Alexander’s thorough and detailed book is a welcome addition to North American periodical and print culture studies, offering a comparative reading of the Ladies’ Home Journal and the Canadian Home Journal through their divergent histories of production and consumption through the 1920s. Alexander shows that a “woman’s” magazine is far from the homogenous item that term implies and that closer study affords a more nuanced reading of the collaborative networks and cultural impulses behind the mass market magazine. Alexander’s work is a model of interdisciplinarity, successfully employing literary, consumer, popular, print, feminist and North American studies to re-read the significance and creative contexts of these popular magazines. — Sue Currell, Reader in American Literature, School of English, University of Sussex, UK

“Rachael Alexander’s study of Ladies’ Home Journal (1883-2014) and Canadian Home Journal (1905-1958), two of perhaps the most successful and longest-running women’s magazines of the twentieth century makes an important contribution to an emerging body of scholarship that has begun, over the last decade, to recover the way in which mainstream and middlebrow magazines of the twentieth century played an important role in shaping readers’ understanding of themselves and their worlds. Working at the intersection of a number of disciplines, it offers valuable insights to scholars of gender, consumer culture, cultural history, American Studies, Canadian Studies, literature, and print culture, opening up ways to undertake comparative cross-national analysis.” — Victoria Kuttainen, Associate Professor, English and Writing, James Cook University, Australia

Author Information

Rachael Alexander is an early-career researcher, based at the University of Strathclyde, UK, where she teaches English literature.
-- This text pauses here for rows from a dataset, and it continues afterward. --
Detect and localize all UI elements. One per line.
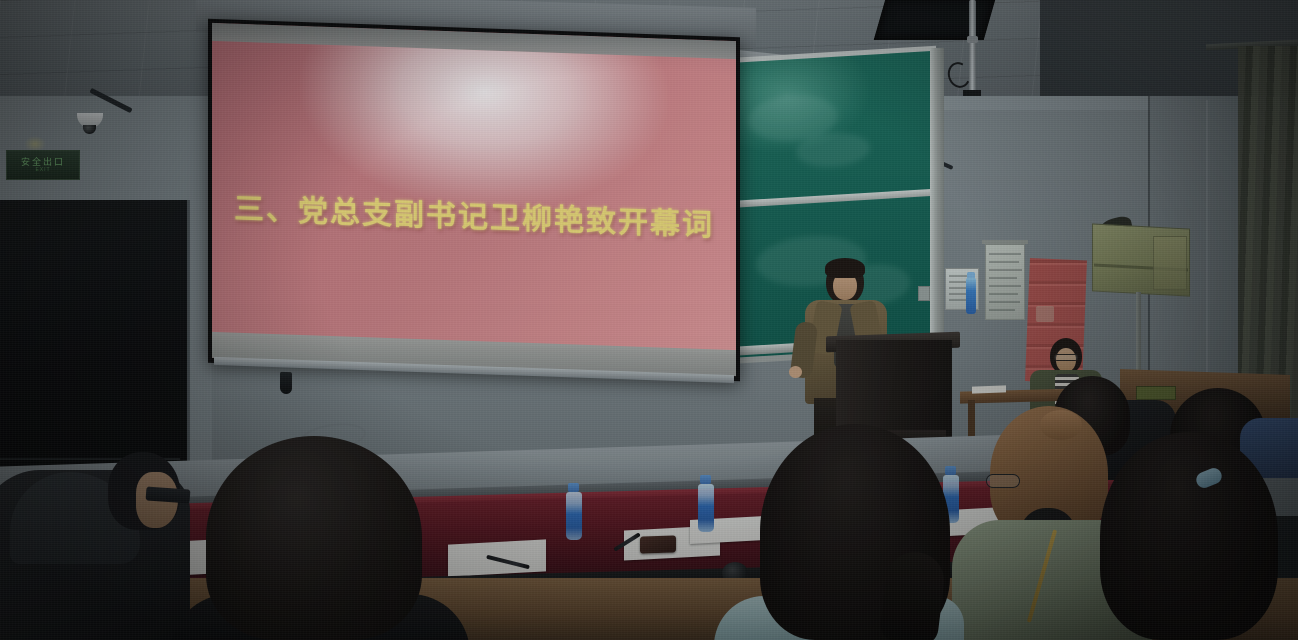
audience-glasses bbox=[146, 486, 191, 503]
chalkboard-divider bbox=[730, 189, 931, 208]
water-bottle[interactable] bbox=[566, 492, 582, 540]
audience-hair-bun bbox=[1040, 410, 1082, 440]
speaker-hair bbox=[825, 258, 865, 278]
projection-screen-frame: 三、党总支副书记卫柳艳致开幕词 bbox=[208, 19, 740, 382]
open-ceiling-tile bbox=[874, 0, 997, 40]
projector-mount-pole-icon bbox=[969, 0, 976, 98]
photo-scene: 安全出口 EXIT bbox=[0, 0, 1298, 640]
notice-line bbox=[989, 253, 1021, 255]
bottle-cap bbox=[945, 466, 956, 475]
audience-head bbox=[1100, 432, 1278, 640]
emergency-exit-sign: 安全出口 EXIT bbox=[6, 150, 80, 180]
notice-line bbox=[989, 301, 1020, 303]
bottle-cap bbox=[568, 483, 579, 492]
audience-head bbox=[206, 436, 422, 640]
screen-pull-handle[interactable] bbox=[280, 372, 292, 394]
exit-sign-label-en: EXIT bbox=[35, 167, 50, 174]
audience-glasses bbox=[986, 474, 1020, 488]
notice-line bbox=[989, 269, 1022, 271]
water-bottle[interactable] bbox=[698, 484, 714, 532]
dark-doorway bbox=[0, 200, 190, 500]
wall-mounted-bottle bbox=[966, 278, 976, 314]
wall-outlet[interactable] bbox=[918, 286, 930, 301]
back-desk-panel bbox=[1136, 386, 1176, 400]
notice-line bbox=[989, 261, 1019, 263]
speaker-hand bbox=[789, 366, 802, 378]
right-wall-panel bbox=[1153, 236, 1187, 290]
exit-sign-label-zh: 安全出口 bbox=[21, 157, 65, 167]
projector-pole-joint bbox=[967, 36, 978, 43]
seated-attendee-glasses bbox=[1054, 354, 1078, 361]
desk-paper bbox=[972, 385, 1006, 393]
notice-line bbox=[989, 285, 1021, 287]
wall-notice-board bbox=[985, 244, 1025, 320]
wall-hanging-pocket bbox=[1036, 306, 1054, 322]
slide-background: 三、党总支副书记卫柳艳致开幕词 bbox=[212, 41, 736, 354]
slide-title-text: 三、党总支副书记卫柳艳致开幕词 bbox=[212, 183, 736, 245]
chalkboard-side-post bbox=[930, 48, 944, 378]
notice-line bbox=[989, 309, 1015, 311]
notice-line bbox=[989, 293, 1018, 295]
projection-screen-surface: 三、党总支副书记卫柳艳致开幕词 bbox=[212, 23, 736, 376]
mobile-phone[interactable] bbox=[640, 535, 676, 553]
notice-line bbox=[989, 277, 1017, 279]
bottle-cap bbox=[700, 475, 711, 484]
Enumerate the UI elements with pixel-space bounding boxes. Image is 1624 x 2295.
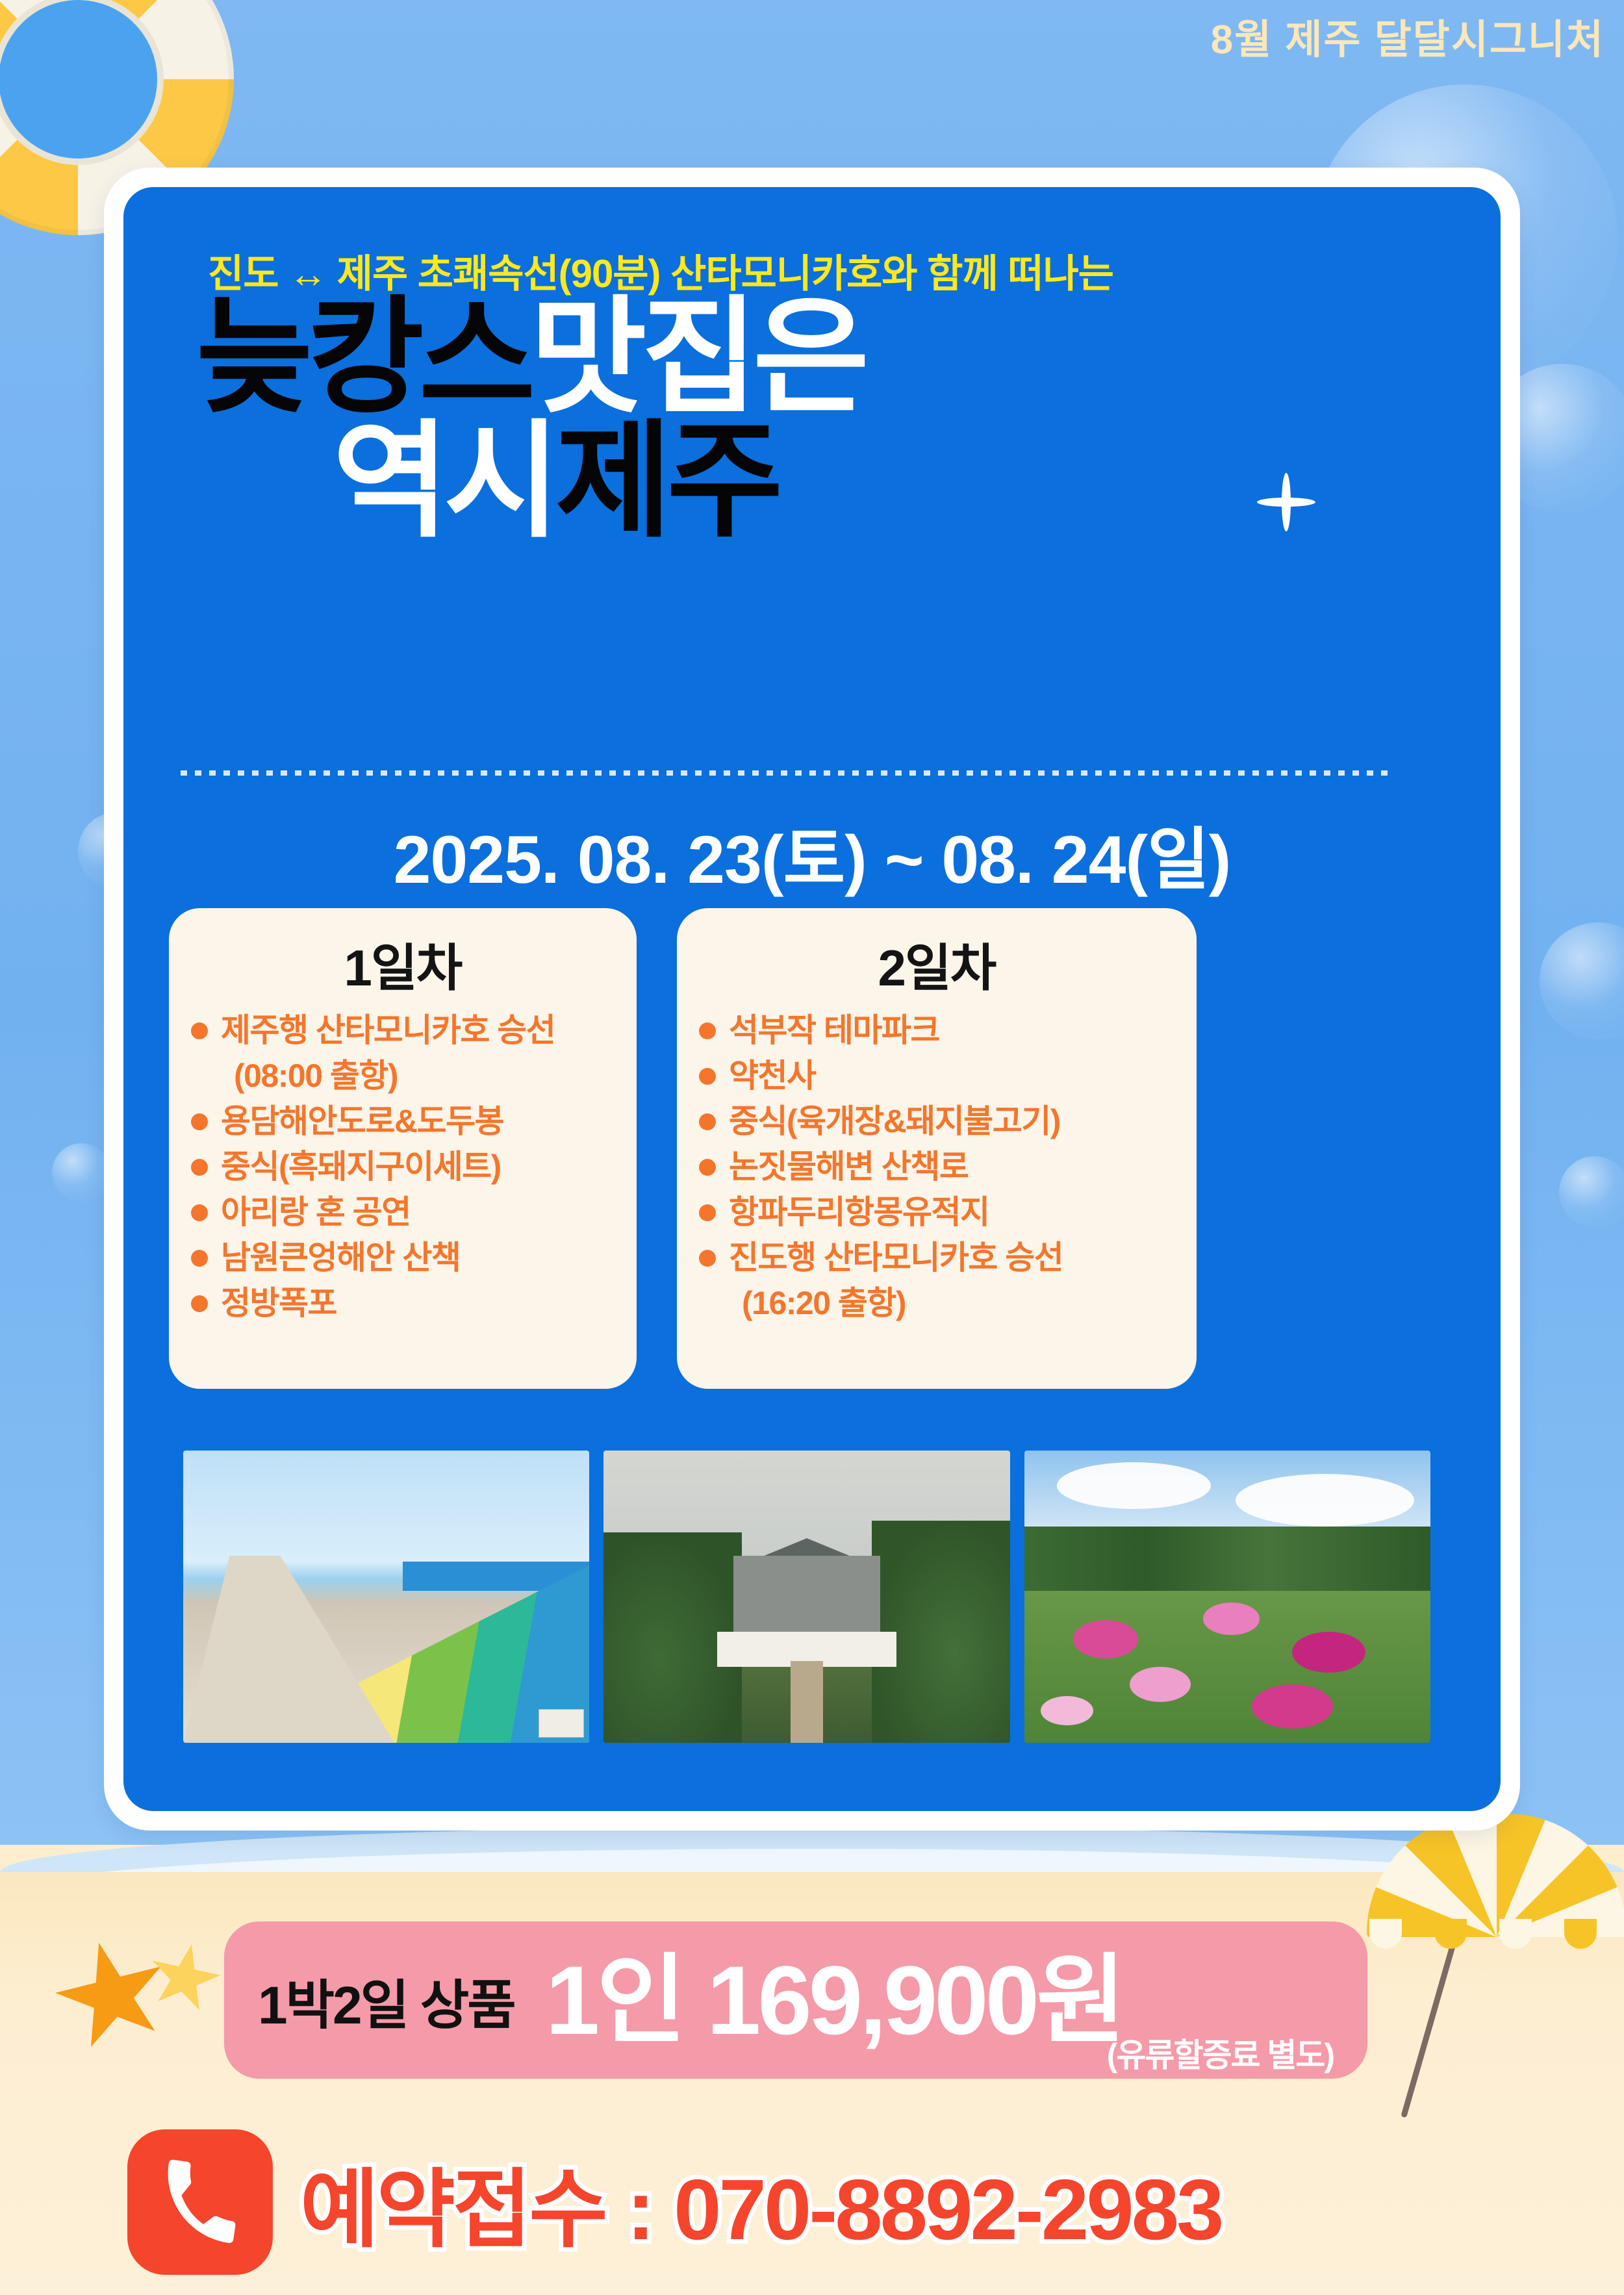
dotted-divider [181, 770, 1395, 776]
bullet-dot-icon [191, 1022, 208, 1039]
photo3-flower-1 [1073, 1620, 1138, 1658]
umbrella-scallop-3 [1499, 1919, 1532, 1949]
list-item: 약천사 [699, 1056, 1174, 1096]
bullet-dot-icon [699, 1068, 716, 1085]
price-note: (유류할증료 별도) [1107, 2029, 1334, 2076]
bullet-dot-icon [699, 1159, 716, 1176]
card-title-day2: 2일차 [699, 928, 1174, 1000]
bullet-dot-icon [191, 1295, 208, 1312]
itinerary-text: 항파두리항몽유적지 [729, 1193, 989, 1232]
itinerary-cards: 1일차 제주행 산타모니카호 승선 (08:00 출항) 용담해안도로&도두봉 … [169, 908, 1442, 1389]
itinerary-card-day1: 1일차 제주행 산타모니카호 승선 (08:00 출항) 용담해안도로&도두봉 … [169, 908, 637, 1389]
itinerary-text: 진도행 산타모니카호 승선 [729, 1238, 1063, 1278]
photo3-flower-5 [1252, 1684, 1333, 1729]
itinerary-text: 제주행 산타모니카호 승선 [221, 1011, 555, 1050]
bullet-dot-icon [699, 1250, 716, 1267]
headline-neutkangseu: 늦캉스 [196, 286, 530, 428]
list-item: 중식(흑돼지구이세트) [191, 1147, 615, 1187]
photo1-watermark [539, 1709, 584, 1738]
bullet-dot-icon [191, 1159, 208, 1176]
itinerary-list-day2: 석부작 테마파크 약천사 중식(육개장&돼지불고기) 논짓물해변 산책로 항파두… [699, 1011, 1174, 1323]
photo3-cloud-2 [1236, 1474, 1414, 1527]
swim-ring-hole [0, 0, 157, 158]
headline-line-1: 늦캉스맛집은 [196, 298, 1469, 418]
date-range: 2025. 08. 23(토) ~ 08. 24(일) [123, 804, 1501, 902]
itinerary-text: 석부작 테마파크 [729, 1011, 939, 1050]
header-caption: 8월 제주 달달시그니처 [1211, 6, 1605, 65]
itinerary-card-day2: 2일차 석부작 테마파크 약천사 중식(육개장&돼지불고기) 논짓물해변 산책로… [677, 908, 1197, 1389]
list-item: 아리랑 혼 공연 [191, 1193, 615, 1232]
photo2-building [733, 1556, 880, 1643]
photo3-flower-6 [1041, 1696, 1093, 1725]
reservation-row[interactable]: 예약접수 : 070-8892-2983 [127, 2129, 1222, 2275]
list-item: (16:20 출항) [729, 1284, 1174, 1323]
card-title-day1: 1일차 [191, 928, 615, 1000]
price-banner: 1박2일 상품 1인 169,900원 (유류할증료 별도) [224, 1921, 1367, 2079]
main-panel-frame: 진도 ↔ 제주 초쾌속선(90분) 산타모니카호와 함께 떠나는 늦캉스맛집은 … [104, 168, 1520, 1831]
bullet-dot-icon [699, 1022, 716, 1039]
itinerary-text: 중식(육개장&돼지불고기) [729, 1102, 1060, 1141]
itinerary-text: 아리랑 혼 공연 [221, 1193, 411, 1232]
itinerary-text: 정방폭포 [221, 1284, 336, 1323]
sparkle-icon [1257, 473, 1315, 531]
headline-yeoksi: 역시 [333, 411, 555, 552]
photo-strip [183, 1451, 1430, 1743]
list-item: 항파두리항몽유적지 [699, 1193, 1174, 1232]
photo1-stone-path [183, 1556, 394, 1743]
itinerary-text: 논짓물해변 산책로 [729, 1147, 968, 1187]
list-item: 제주행 산타모니카호 승선 [191, 1011, 615, 1050]
phone-icon[interactable] [127, 2129, 273, 2275]
itinerary-text: 중식(흑돼지구이세트) [221, 1147, 501, 1187]
itinerary-text: (16:20 출항) [742, 1284, 906, 1323]
umbrella-scallop-2 [1434, 1919, 1467, 1949]
reservation-phone[interactable]: 예약접수 : 070-8892-2983 [300, 2140, 1222, 2264]
list-item: 남원큰엉해안 산책 [191, 1238, 615, 1278]
bullet-dot-icon [699, 1204, 716, 1221]
photo2-walkway [791, 1661, 823, 1743]
list-item: 논짓물해변 산책로 [699, 1147, 1174, 1187]
main-panel: 진도 ↔ 제주 초쾌속선(90분) 산타모니카호와 함께 떠나는 늦캉스맛집은 … [123, 187, 1501, 1811]
list-item: 석부작 테마파크 [699, 1011, 1174, 1050]
list-item: 중식(육개장&돼지불고기) [699, 1102, 1174, 1141]
itinerary-text: 약천사 [729, 1056, 816, 1096]
photo-rainbow-walkway [183, 1451, 589, 1743]
umbrella-scallop-1 [1369, 1919, 1402, 1949]
list-item: 용담해안도로&도두봉 [191, 1102, 615, 1141]
photo-cosmos-field [1024, 1451, 1430, 1743]
itinerary-text: (08:00 출항) [234, 1056, 398, 1096]
bullet-dot-icon [191, 1204, 208, 1221]
photo3-flower-3 [1292, 1632, 1365, 1673]
headline-jeju: 제주 [555, 411, 778, 552]
photo3-flower-4 [1130, 1667, 1191, 1702]
price-label: 1박2일 상품 [258, 1962, 514, 2039]
itinerary-list-day1: 제주행 산타모니카호 승선 (08:00 출항) 용담해안도로&도두봉 중식(흑… [191, 1011, 615, 1323]
beach-umbrella-icon [1367, 1801, 1624, 2138]
list-item: 진도행 산타모니카호 승선 [699, 1238, 1174, 1278]
list-item: (08:00 출항) [221, 1056, 615, 1096]
photo3-flower-2 [1203, 1603, 1260, 1635]
photo3-treeline [1024, 1527, 1430, 1591]
headline-matjibeun: 맛집은 [530, 286, 864, 428]
bullet-dot-icon [191, 1250, 208, 1267]
itinerary-text: 용담해안도로&도두봉 [221, 1102, 503, 1141]
photo-temple [603, 1451, 1009, 1743]
list-item: 정방폭포 [191, 1284, 615, 1323]
price-amount: 1인 169,900원 [546, 1951, 1123, 2049]
itinerary-text: 남원큰엉해안 산책 [221, 1238, 460, 1278]
bullet-dot-icon [699, 1113, 716, 1130]
umbrella-scallop-4 [1564, 1919, 1597, 1949]
bullet-dot-icon [191, 1113, 208, 1130]
photo3-cloud-1 [1057, 1462, 1212, 1509]
phone-handset-glyph [151, 2153, 248, 2250]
Her research focuses on American, Canadian and British magazines published throughout the twentieth century, considering them as collaborative texts, cultural artefacts and commercial products.

Series

Anthem Studies in Book History, Publishing and Print Culture

Table of Contents

List of Illustrations; Acknowledgements; Introduction; 1. Two Home Journals: A Comparative Approach; 2. The Art of Femininity: Aspiration and Self-Improvement; 3. The Home and Domesticity: Readers, Consumers, Citizens; 4. Fashionable, Beautiful, Moral: Idealised Images of Femininity; Appendix: Content Analysis of Advertising from the Ladies’ Home Journal and Canadian Home Journal; Notes; References; Index.